Douglas A. McIntyre is the co-founder, chief executive officer and editor in chief of 24/7 Wall St. and 24/7 Tempo. He has held these jobs since 2006.

McIntyre has written thousands of articles for 24/7 Wall St. He is an expert on corporate finance, the automotive industry, media companies and international finance. He has edited articles on national demographics, sports, personal income and travel.

His work has been quoted or mentioned in The New York Times, The Wall Street Journal, Los Angeles Times, The Washington Post, NBC News, Time, The New Yorker, HuffPost USA Today, Business Insider, Yahoo, AOL, MarketWatch, The Atlantic, Bloomberg, New York Post, Chicago Tribune, Forbes, The Guardian and many other major publications. McIntyre has been a guest on CNBC, the BBC and television and radio stations across the country.

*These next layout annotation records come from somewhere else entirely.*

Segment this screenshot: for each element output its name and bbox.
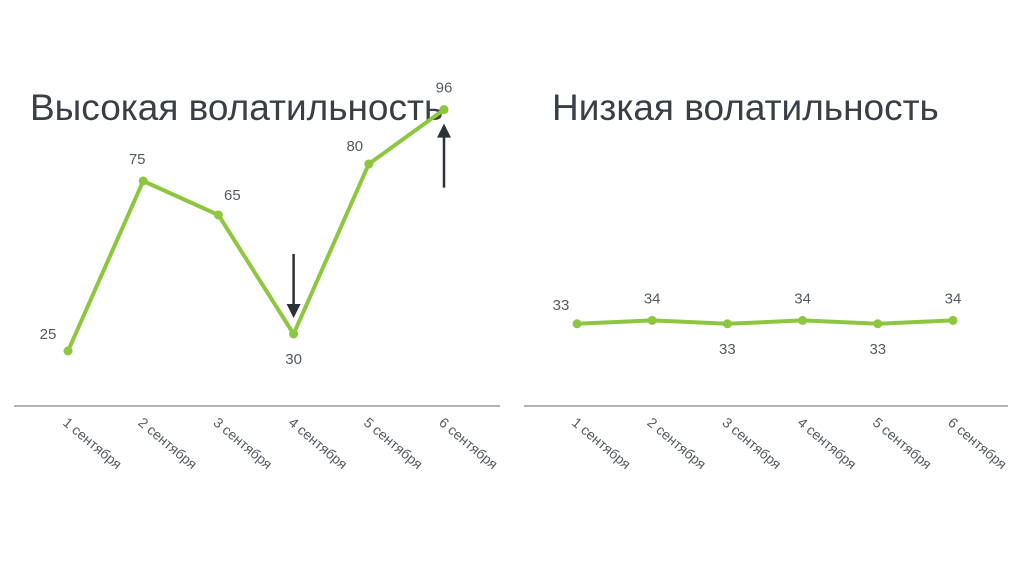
chart-title: Высокая волатильность	[30, 87, 443, 128]
data-label: 33	[553, 297, 570, 314]
x-tick-label: 4 сентября	[795, 414, 860, 472]
x-tick-label: 1 сентября	[569, 414, 634, 472]
x-tick-label: 3 сентября	[719, 414, 784, 472]
data-point	[572, 319, 582, 329]
x-tick-label: 2 сентября	[135, 414, 200, 472]
data-point	[63, 346, 73, 356]
low-volatility-chart: Низкая волатильность 33 1 сентября 34 2 сен…	[524, 87, 1010, 472]
arrow-up-icon	[437, 123, 451, 188]
data-label: 33	[869, 341, 886, 358]
x-tick-label: 6 сентября	[945, 414, 1010, 472]
x-tick-label: 6 сентября	[436, 414, 501, 472]
data-point	[798, 315, 808, 325]
data-label: 34	[794, 290, 811, 307]
data-point	[364, 159, 374, 169]
data-point	[647, 315, 657, 325]
data-point	[213, 210, 223, 220]
x-tick-label: 3 сентября	[210, 414, 275, 472]
data-point	[873, 319, 883, 329]
series-line	[66, 107, 446, 353]
x-tick-label: 5 сентября	[361, 414, 426, 472]
data-point	[289, 329, 299, 339]
data-point	[138, 176, 148, 186]
data-point	[722, 319, 732, 329]
x-tick-label: 1 сентября	[60, 414, 125, 472]
chart-title: Низкая волатильность	[552, 87, 939, 128]
arrow-down-icon	[286, 254, 301, 318]
high-volatility-chart: Высокая волатильность 25 1 сентября 75 2 се…	[14, 80, 501, 472]
data-label: 96	[436, 80, 453, 97]
data-point	[439, 105, 449, 115]
data-label: 65	[224, 187, 241, 204]
data-label: 33	[719, 341, 736, 358]
x-tick-label: 5 сентября	[870, 414, 935, 472]
data-label: 75	[129, 151, 146, 168]
data-label: 80	[346, 138, 363, 155]
data-label: 34	[945, 290, 962, 307]
data-point	[948, 315, 958, 325]
data-label: 34	[644, 290, 661, 307]
series-line	[575, 318, 955, 326]
data-label: 30	[285, 351, 302, 368]
x-tick-label: 4 сентября	[286, 414, 351, 472]
data-label: 25	[40, 326, 57, 343]
x-tick-label: 2 сентября	[644, 414, 709, 472]
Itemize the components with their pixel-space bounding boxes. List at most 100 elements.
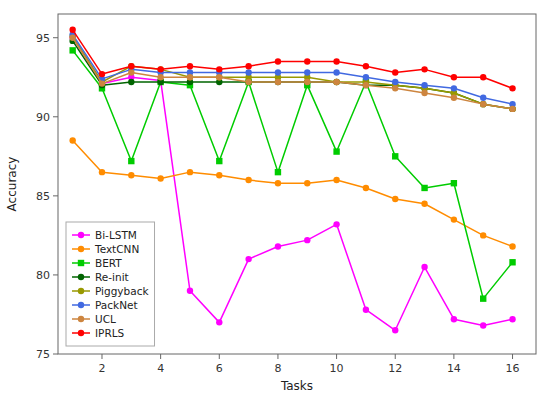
point: [275, 58, 281, 64]
point: [451, 180, 457, 186]
y-tick-label: 95: [36, 32, 50, 45]
point: [392, 79, 398, 85]
x-tick: [101, 354, 102, 359]
point: [304, 79, 310, 85]
point: [392, 69, 398, 75]
point: [99, 169, 105, 175]
point: [333, 79, 339, 85]
y-tick-label: 75: [36, 348, 50, 361]
x-axis-label: Tasks: [280, 379, 313, 393]
y-tick: [53, 116, 58, 117]
point: [245, 177, 251, 183]
x-tick: [219, 354, 220, 359]
point: [245, 63, 251, 69]
legend-label: IPRLS: [95, 327, 125, 339]
plot-data: [69, 27, 515, 334]
point: [480, 295, 486, 301]
point: [157, 66, 163, 72]
point: [275, 180, 281, 186]
series: [69, 31, 515, 107]
point: [187, 74, 193, 80]
point: [275, 79, 281, 85]
series: [69, 35, 515, 113]
x-tick-label: 8: [274, 362, 281, 375]
legend-marker: [78, 302, 84, 308]
point: [509, 106, 515, 112]
point: [187, 288, 193, 294]
point: [128, 158, 134, 164]
point: [216, 158, 222, 164]
legend-item: BERT: [72, 257, 122, 269]
x-tick-label: 10: [330, 362, 344, 375]
point: [99, 80, 105, 86]
point: [392, 196, 398, 202]
point: [392, 327, 398, 333]
legend-label: UCL: [95, 313, 116, 325]
point: [216, 74, 222, 80]
series: [69, 137, 515, 249]
x-tick: [512, 354, 513, 359]
series: [69, 33, 515, 112]
point: [480, 101, 486, 107]
point: [245, 79, 251, 85]
legend-label: TextCNN: [94, 243, 139, 255]
x-tick: [336, 354, 337, 359]
legend-item: Bi-LSTM: [72, 229, 137, 241]
point: [187, 169, 193, 175]
point: [392, 85, 398, 91]
point: [363, 82, 369, 88]
point: [421, 264, 427, 270]
point: [128, 172, 134, 178]
point: [216, 172, 222, 178]
point: [451, 95, 457, 101]
legend-marker: [78, 288, 84, 294]
legend-label: PackNet: [95, 299, 138, 311]
legend-marker: [78, 316, 84, 322]
point: [157, 66, 163, 72]
point: [187, 74, 193, 80]
point: [333, 58, 339, 64]
legend-item: TextCNN: [72, 243, 139, 255]
y-tick-label: 80: [36, 269, 50, 282]
point: [509, 243, 515, 249]
point: [333, 69, 339, 75]
point: [363, 82, 369, 88]
point: [480, 232, 486, 238]
x-tick-label: 2: [98, 362, 105, 375]
y-tick: [53, 354, 58, 355]
point: [392, 153, 398, 159]
point: [245, 79, 251, 85]
y-tick-label: 85: [36, 190, 50, 203]
legend-label: Re-init: [95, 271, 129, 283]
legend-marker: [78, 232, 84, 238]
x-tick-label: 6: [216, 362, 223, 375]
series-line: [73, 30, 513, 89]
y-axis-label: Accuracy: [5, 157, 19, 212]
series-line: [73, 38, 513, 331]
point: [69, 137, 75, 143]
legend-marker: [78, 330, 84, 336]
point: [245, 79, 251, 85]
point: [451, 216, 457, 222]
point: [363, 307, 369, 313]
legend-item: PackNet: [72, 299, 138, 311]
x-tick-label: 14: [447, 362, 461, 375]
point: [245, 256, 251, 262]
x-tick: [277, 354, 278, 359]
point: [275, 169, 281, 175]
point: [304, 180, 310, 186]
point: [509, 316, 515, 322]
point: [128, 79, 134, 85]
point: [509, 85, 515, 91]
y-tick: [53, 37, 58, 38]
x-tick: [395, 354, 396, 359]
point: [421, 90, 427, 96]
y-tick: [53, 195, 58, 196]
point: [187, 63, 193, 69]
point: [275, 243, 281, 249]
legend-item: IPRLS: [72, 327, 125, 339]
point: [333, 148, 339, 154]
point: [275, 69, 281, 75]
point: [216, 319, 222, 325]
x-tick-label: 4: [157, 362, 164, 375]
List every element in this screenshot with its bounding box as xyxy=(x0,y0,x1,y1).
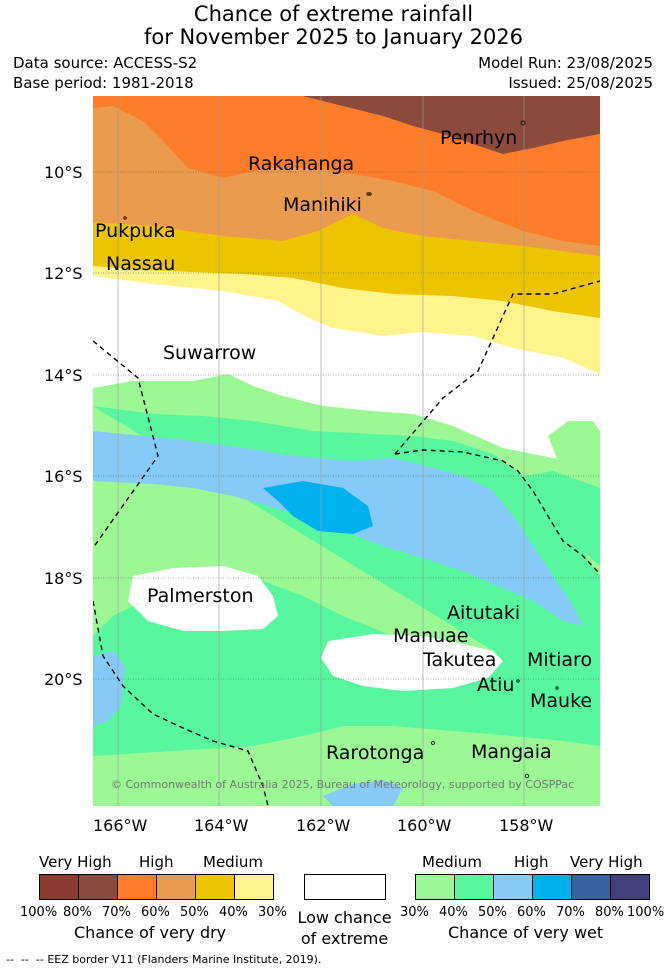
manihiki-marker xyxy=(368,192,372,196)
legend-dry-tick-50: 50% xyxy=(180,905,209,920)
legend-wet-high: High xyxy=(514,853,549,871)
rainfall-map: Penrhyn Rakahanga Manihiki Pukpuka Nassa… xyxy=(93,96,600,806)
lat-label-16s: 16°S xyxy=(44,467,83,486)
lat-label-12s: 12°S xyxy=(44,264,83,283)
label-mangaia: Mangaia xyxy=(471,741,552,763)
label-atiu: Atiu xyxy=(477,674,514,696)
lat-gridlines xyxy=(93,171,600,680)
map-title-line2: for November 2025 to January 2026 xyxy=(143,25,524,49)
eez-note-text: EEZ border V11 (Flanders Marine Institut… xyxy=(47,953,322,966)
legend-wet-swatch-1 xyxy=(416,875,455,899)
issued-date: Issued: 25/08/2025 xyxy=(508,74,653,92)
penrhyn-marker xyxy=(520,120,526,126)
mauke-marker xyxy=(555,686,559,690)
lat-label-14s: 14°S xyxy=(44,366,83,385)
eez-dash-sample: -- -- -- xyxy=(6,953,44,966)
legend-dry-tick-70: 70% xyxy=(102,905,131,920)
legend-wet-swatch-6 xyxy=(611,875,649,899)
region-wet-60-70 xyxy=(263,481,373,534)
region-dry-70-80 xyxy=(303,96,600,154)
label-rakahanga: Rakahanga xyxy=(248,153,354,175)
legend-dry-very-high: Very High xyxy=(39,853,112,871)
region-low-palmerston xyxy=(128,566,278,631)
legend-wet-swatch-2 xyxy=(455,875,494,899)
legend-dry-medium: Medium xyxy=(203,853,263,871)
atiu-marker xyxy=(516,679,520,683)
legend-wet-tick-100: 100% xyxy=(627,905,665,920)
eez-border xyxy=(93,280,600,806)
map-canvas: Penrhyn Rakahanga Manihiki Pukpuka Nassa… xyxy=(93,96,600,806)
lon-label-158w: 158°W xyxy=(499,816,554,835)
legend-low-caption-1: Low chance xyxy=(297,908,392,927)
legend-wet-very-high: Very High xyxy=(570,853,643,871)
legend-wet-swatch-3 xyxy=(494,875,533,899)
legend-wet-tick-70: 70% xyxy=(556,905,585,920)
data-source: Data source: ACCESS-S2 xyxy=(13,54,198,72)
mangaia-marker xyxy=(524,773,530,779)
rarotonga-marker xyxy=(431,741,435,745)
legend-wet-swatch-4 xyxy=(533,875,572,899)
legend-dry-swatch-4 xyxy=(157,875,196,899)
island-markers xyxy=(123,120,559,779)
label-palmerston: Palmerston xyxy=(147,585,254,607)
legend-low-caption-2: of extreme xyxy=(300,929,389,948)
legend-dry-high: High xyxy=(139,853,174,871)
legend-dry-swatch-6 xyxy=(235,875,273,899)
label-rarotonga: Rarotonga xyxy=(326,742,424,764)
label-aitutaki: Aitutaki xyxy=(447,602,520,624)
lon-gridlines xyxy=(117,96,525,806)
copyright-text: © Commonwealth of Australia 2025, Bureau… xyxy=(111,778,574,791)
label-penrhyn: Penrhyn xyxy=(440,127,517,149)
legend-dry-tick-60: 60% xyxy=(141,905,170,920)
legend-wet-tick-30: 30% xyxy=(400,905,429,920)
legend-dry-scale xyxy=(39,874,274,900)
legend-dry-caption: Chance of very dry xyxy=(74,923,227,942)
lon-label-162w: 162°W xyxy=(296,816,351,835)
label-manuae: Manuae xyxy=(393,625,468,647)
pukpuka-marker xyxy=(123,216,127,220)
legend-wet-tick-60: 60% xyxy=(517,905,546,920)
label-nassau: Nassau xyxy=(106,253,175,275)
legend-low-swatch xyxy=(304,874,386,900)
label-mauke: Mauke xyxy=(530,690,592,712)
island-labels: Penrhyn Rakahanga Manihiki Pukpuka Nassa… xyxy=(95,127,592,764)
model-run: Model Run: 23/08/2025 xyxy=(478,54,653,72)
map-title-line1: Chance of extreme rainfall xyxy=(193,2,474,26)
label-pukpuka: Pukpuka xyxy=(95,220,176,242)
lat-label-18s: 18°S xyxy=(44,569,83,588)
legend-wet-tick-40: 40% xyxy=(439,905,468,920)
lat-label-10s: 10°S xyxy=(44,163,83,182)
region-wet-patch-east xyxy=(548,421,600,481)
legend-wet-tick-80: 80% xyxy=(595,905,624,920)
label-takutea: Takutea xyxy=(422,649,496,671)
legend-wet-scale xyxy=(415,874,650,900)
region-wet-bottom-blue xyxy=(323,780,403,806)
legend-dry-swatch-1 xyxy=(40,875,79,899)
legend-dry-swatch-5 xyxy=(196,875,235,899)
legend-dry-tick-100: 100% xyxy=(20,905,58,920)
legend-wet-caption: Chance of very wet xyxy=(448,923,604,942)
legend-wet-tick-50: 50% xyxy=(478,905,507,920)
lon-label-164w: 164°W xyxy=(194,816,249,835)
legend-dry-tick-40: 40% xyxy=(219,905,248,920)
label-suwarrow: Suwarrow xyxy=(163,342,256,364)
legend-wet-swatch-5 xyxy=(572,875,611,899)
lon-label-160w: 160°W xyxy=(397,816,452,835)
region-low-cook-south xyxy=(321,634,503,691)
lon-label-166w: 166°W xyxy=(93,816,148,835)
lat-label-20s: 20°S xyxy=(44,670,83,689)
legend-dry-tick-80: 80% xyxy=(63,905,92,920)
region-low-west-patch xyxy=(93,651,125,726)
legend-dry-swatch-2 xyxy=(79,875,118,899)
label-manihiki: Manihiki xyxy=(283,194,362,216)
base-period: Base period: 1981-2018 xyxy=(13,74,194,92)
legend-dry-tick-30: 30% xyxy=(258,905,287,920)
region-wet-bottom-south xyxy=(93,726,600,806)
label-mitiaro: Mitiaro xyxy=(527,649,592,671)
legend-wet-medium: Medium xyxy=(422,853,482,871)
eez-footer-note: -- -- -- EEZ border V11 (Flanders Marine… xyxy=(6,953,321,966)
legend-dry-swatch-3 xyxy=(118,875,157,899)
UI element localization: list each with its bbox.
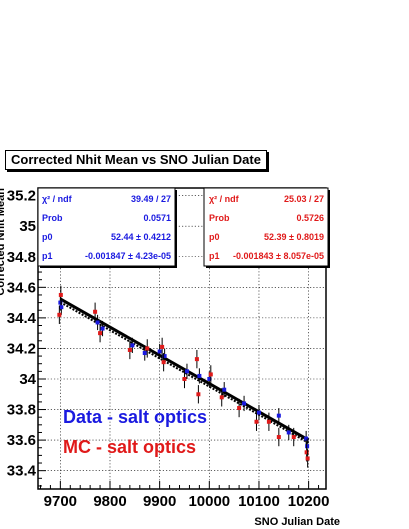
x-tick-label: 10100 xyxy=(238,493,280,510)
data-point xyxy=(145,346,150,351)
data-point xyxy=(160,344,165,349)
stat-label: p1 xyxy=(42,251,53,261)
data-point xyxy=(219,395,224,400)
stat-label: p1 xyxy=(209,251,220,261)
data-point xyxy=(95,320,100,325)
stat-label: χ² / ndf xyxy=(42,194,73,204)
x-tick-label: 10200 xyxy=(288,493,330,510)
stat-label: Prob xyxy=(209,213,230,223)
stat-label: Prob xyxy=(42,213,63,223)
x-axis-title: SNO Julian Date xyxy=(254,516,340,528)
y-tick-label: 35.2 xyxy=(7,188,36,205)
stat-label: χ² / ndf xyxy=(209,194,240,204)
data-point xyxy=(162,354,167,359)
data-point xyxy=(196,392,201,397)
x-tick-label: 9700 xyxy=(44,493,77,510)
fit-line xyxy=(59,297,310,442)
stat-box-frame xyxy=(203,187,329,267)
y-tick-label: 33.4 xyxy=(7,463,37,480)
data-point xyxy=(304,436,309,441)
axis-labels: 9700 9800 9900 10000 10100 10200 33.4 33.6 33.8 3… xyxy=(0,188,340,528)
x-tick-label: 10000 xyxy=(188,493,230,510)
stat-value: 52.39 ± 0.8019 xyxy=(264,232,324,242)
data-point xyxy=(182,376,187,381)
data-point xyxy=(305,456,310,461)
x-tick-label: 9800 xyxy=(93,493,126,510)
legend-entry: MC - salt optics xyxy=(63,437,196,457)
data-points xyxy=(57,285,310,468)
stat-label: p0 xyxy=(42,232,53,242)
data-point xyxy=(184,369,189,374)
y-tick-label: 34.6 xyxy=(7,279,36,296)
data-point xyxy=(208,372,213,377)
data-point xyxy=(194,357,199,362)
data-point xyxy=(100,326,105,331)
y-axis-title: Corrected Nhit Mean xyxy=(0,188,7,296)
data-point xyxy=(266,419,271,424)
fit-lines xyxy=(59,297,310,444)
stat-value: 0.5726 xyxy=(296,213,324,223)
stat-value: -0.001843 ± 8.057e-05 xyxy=(233,251,324,261)
data-point xyxy=(127,347,132,352)
data-point xyxy=(254,419,259,424)
stat-box: χ² / ndf 25.03 / 27 Prob 0.5726 p0 52.39 ± 0.… xyxy=(203,187,330,268)
plot-frame xyxy=(37,187,327,490)
data-point xyxy=(291,435,296,440)
stat-value: -0.001847 ± 4.23e-05 xyxy=(85,251,171,261)
legend-entry: Data - salt optics xyxy=(63,407,207,427)
data-point xyxy=(59,305,64,310)
data-point xyxy=(197,373,202,378)
stat-value: 52.44 ± 0.4212 xyxy=(111,232,171,242)
data-point xyxy=(207,376,212,381)
stat-label: p0 xyxy=(209,232,220,242)
data-point xyxy=(142,351,147,356)
legend: Data - salt optics MC - salt optics xyxy=(63,407,207,457)
stat-value: 0.0571 xyxy=(143,213,171,223)
fit-stat-boxes: χ² / ndf 39.49 / 27 Prob 0.0571 p0 52.44 ± 0.… xyxy=(37,187,330,268)
stat-box: χ² / ndf 39.49 / 27 Prob 0.0571 p0 52.44 ± 0.… xyxy=(37,187,177,268)
data-point xyxy=(98,331,103,336)
x-tick-label: 9900 xyxy=(143,493,176,510)
y-tick-label: 33.6 xyxy=(7,432,36,449)
data-point xyxy=(157,349,162,354)
data-point xyxy=(93,309,98,314)
y-tick-label: 33.8 xyxy=(7,402,36,419)
stat-box-frame xyxy=(37,187,176,267)
data-point xyxy=(222,387,227,392)
stat-value: 25.03 / 27 xyxy=(284,194,324,204)
y-tick-label: 35 xyxy=(19,218,36,235)
data-point xyxy=(276,413,281,418)
data-point xyxy=(237,406,242,411)
y-tick-label: 34 xyxy=(19,371,36,388)
data-point xyxy=(58,292,63,297)
data-point xyxy=(286,430,291,435)
stat-value: 39.49 / 27 xyxy=(131,194,171,204)
data-point xyxy=(256,410,261,415)
data-point xyxy=(304,450,309,455)
y-tick-label: 34.8 xyxy=(7,249,36,266)
y-tick-label: 34.2 xyxy=(7,340,36,357)
data-point xyxy=(57,312,62,317)
data-point xyxy=(242,401,247,406)
chart-title: Corrected Nhit Mean vs SNO Julian Date xyxy=(5,150,267,170)
data-point xyxy=(276,435,281,440)
data-point xyxy=(130,343,135,348)
data-point xyxy=(161,360,166,365)
y-tick-label: 34.4 xyxy=(7,310,37,327)
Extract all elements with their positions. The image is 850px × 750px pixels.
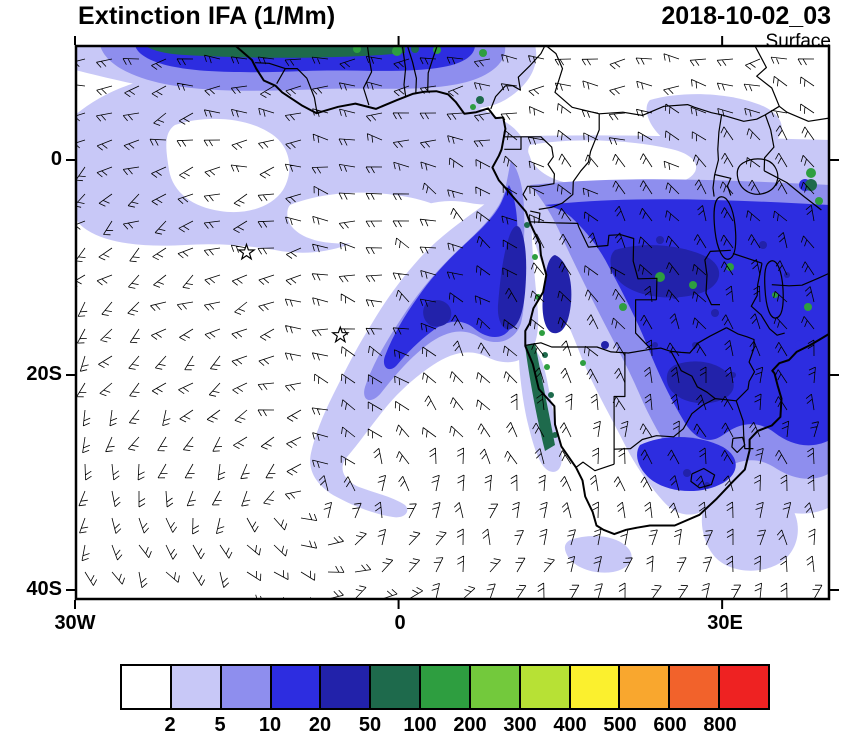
country-border [525,342,672,354]
country-border [255,62,286,70]
country-border [538,113,600,210]
colorbar-boundary-label: 200 [453,714,487,736]
country-border [530,221,658,300]
country-border [575,461,615,472]
country-border [614,398,737,450]
colorbar-cell [720,666,768,708]
country-border [362,45,373,106]
colorbar-boundary-label: 50 [358,714,382,736]
colorbar-cell [520,666,571,708]
country-border [599,104,723,197]
x-axis-tick-label-30w: 30W [54,612,96,634]
colorbar-cell [122,666,172,708]
country-border [704,249,731,306]
colorbar-cell [470,666,521,708]
lake-outline [736,158,779,195]
country-border [276,68,308,84]
country-border [690,467,716,489]
star-marker [330,325,350,344]
country-border [721,105,829,122]
colorbar-cell [371,666,422,708]
colorbar-boundary-label: 500 [603,714,637,736]
country-border [530,210,541,223]
country-border [763,114,775,171]
country-border [427,45,438,92]
map-layers [75,45,830,600]
lake-outline [764,260,784,319]
colorbar-cell [421,666,471,708]
country-border [406,45,417,94]
colorbar-boundary-label: 300 [503,714,537,736]
y-axis-tick-label-40s: 40S [26,578,62,600]
colorbar-boundary-label: 800 [703,714,737,736]
colorbar-boundary-label: 10 [258,714,282,736]
colorbar-cell [221,666,272,708]
colorbar-cell [670,666,721,708]
country-border [753,45,780,107]
country-border [670,351,716,400]
colorbar-boundary-label: 100 [403,714,437,736]
coastline [233,45,830,536]
y-axis-tick-label-20s: 20S [26,363,62,385]
colorbar [120,664,770,710]
country-border [732,252,763,264]
country-border [490,45,546,110]
colorbar-boundary-label: 5 [214,714,226,736]
country-border [670,327,727,354]
country-border [735,400,754,450]
x-axis-tick-label-30e: 30E [707,612,743,634]
country-border [714,173,732,196]
lake-outline [713,196,737,260]
country-border [763,170,822,211]
map-frame [74,44,831,601]
country-border [731,436,746,453]
colorbar-boundary-label: 400 [553,714,587,736]
country-border [504,136,522,150]
country-border [504,136,555,201]
map-panel [66,36,839,609]
colorbar-cell [570,666,621,708]
colorbar-cell [271,666,322,708]
x-axis-tick-label-0: 0 [394,612,406,634]
colorbar-cell [321,666,372,708]
country-border [613,353,626,465]
country-border [544,45,600,115]
country-border [635,299,657,350]
country-border [726,327,756,402]
country-border [750,263,785,336]
colorbar-cell [620,666,671,708]
plot-title: Extinction IFA (1/Mm) [78,2,336,30]
colorbar-boundary-label: 20 [308,714,332,736]
colorbar-boundary-label: 600 [653,714,687,736]
star-marker [237,242,256,261]
colorbar-labels: 2 5 10 20 50 100 200 300 400 500 600 800 [145,714,745,737]
colorbar-cell [171,666,222,708]
plot-datetime: 2018-10-02_03 [661,2,831,30]
country-border [306,78,318,114]
country-border [401,45,407,97]
colorbar-boundary-label: 2 [164,714,176,736]
y-axis-tick-label-0: 0 [50,148,62,170]
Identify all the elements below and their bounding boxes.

A magna cum laude graduate of Harvard College, McIntyre also was president of The Harvard Advocate. Founded in 1866, the Advocate is the oldest college publication in the United States.

TheStreet.com, Comps.com and Edgar Online are some of the public companies for which McIntyre served on the board of directors. He was a Vicinity Corporation board member when the company was sold to Microsoft in 2002. He served on the audit committees of some of these companies.

McIntyre has been the CEO of FutureSource, a provider of trading terminals and news to commodities and futures traders. He was president of Switchboard, the online phone directory company. He served as chairman and CEO of On2 Technologies, the video compression company that provided video compression software for Adobe’s Flash. Google bought On2 in 2009.